Africa

Libya ex-rebels still hold 7,000 prisoners, says UN

Suspected loyalist of Muammar Gaddafi inside a jail in Tripoli on 17 November 2011
Image caption The UN has urged the new Libyan government to act fast to deal with the prisoner situation

Former Libyan rebels are still holding about 7,000 prisoners, the United Nations says.

The detainees are being held without access to legal process because the police and courts are not functioning, and some may have been tortured.

Many are sub-Saharan Africans suspected of being mercenaries hired by the Gaddafi regime.

The UN said the new Libyan government had responded positively when pressed to deal with the issue.

The BBC's Barbara Plett in New York says this was the first UN assessment of the situation in Libya since the end of the eight-month civil war.

The report, by the UN Secretary General Ban Ki-moon, estimates that 7,000 prisoners in Libya are currently held in prisons and makeshift detention centres, most under the control of revolutionary brigades.
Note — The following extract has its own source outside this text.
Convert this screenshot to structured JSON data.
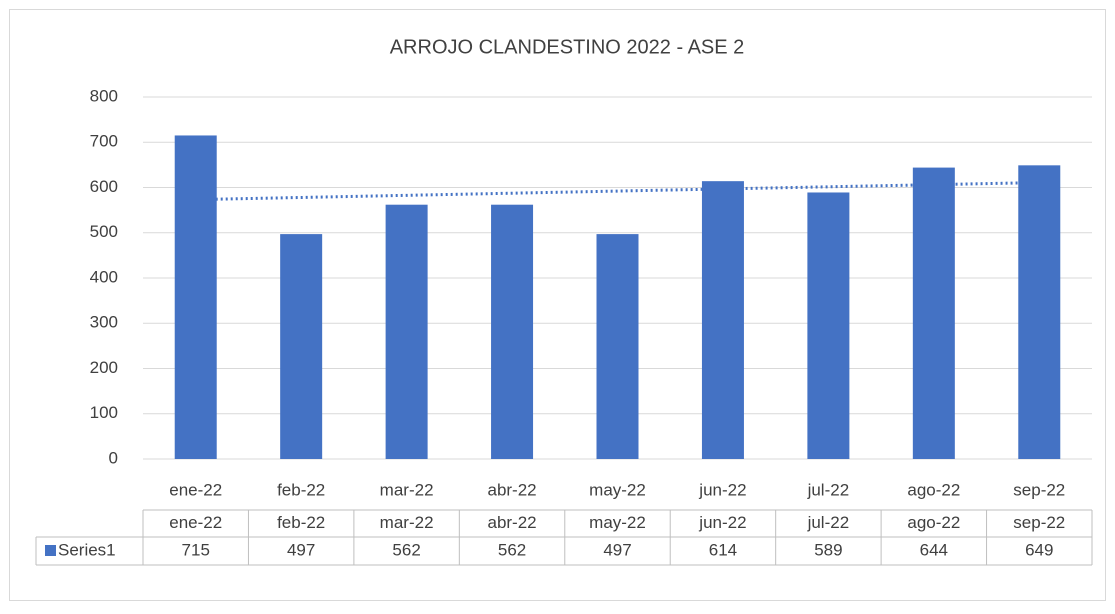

"While the (National Transitional Council) has taken some steps toward transferring responsibility for the detainees from brigades to proper state authorities, much remains to be done to regularize detention, prevent abuse and bring about the release of those whose detention should not be prolonged," the report says.

Mr Ban said: "I believe that the leaders of the new Libya are indeed committed to building a society based on the respect for human rights."

"Achieving this requires the earliest possible action, however difficult the circumstances, to end arbitrary detention and prevent abuses and discrimination, against third country nationals as well as against any group of Libya's own citizens," he added.

Enormous challenges

The UN's Libya envoy Ian Martin welcomed last week's appointment of an interim government in Tripoli.

"It is indicative of the difference from the attitudes of past regime that there is no denial that human rights are being violated and in most cases international organisations are granted access to detainees," Mr Martin told the BBC.

"The new minister of the interior told me he welcomed public criticism as strengthening his hand in tackling the issues," Mr Martin added.

Mr Martin told the Security Council the interim government faces enormous challenges, which include:

  • disarming and integrating revolutionary fighters who have now taken over law and order functions in the absence of a police force
  • securing weapons stockpiles and stopping the proliferation of arms
  • building from scratch an electoral system able to hold elections by June.

Libya's new government was put together by interim Prime Minister, Abdurrahim al-Keib, who was elected by the National Transitional Council (NTC) in October.

Image caption Colonel Gaddafi's son Saif al-Islam is being held in Libya awaiting trial for alleged war crimes

The NTC is a coalition of rival factions that came together to end Col Gaddafi's 42-year rule, and the line-up in Mr Keib's government is aimed at soothing tensions between those factions.

The government is tasked with drafting a constitution and holding democratic elections by next June. In order to do that, they must successfully centralise Libya's political and military powers, the BBC's Rana Jawad in Tripoli said.

Col Gaddafi was killed on 20 October in his birthplace Sirte - virtually his last stronghold at the end of a nine-month insurgency that began in the eastern town of Benghazi and eventually swept across the rest of the country.

The deceased leader's son Saif al-Islam was captured on 19 November near the southern town of Obari.

The International Criminal Court - which indicted him for alleged war crimes during the conflict - has accepted he can be tried on Libyan soil rather than at The Hague.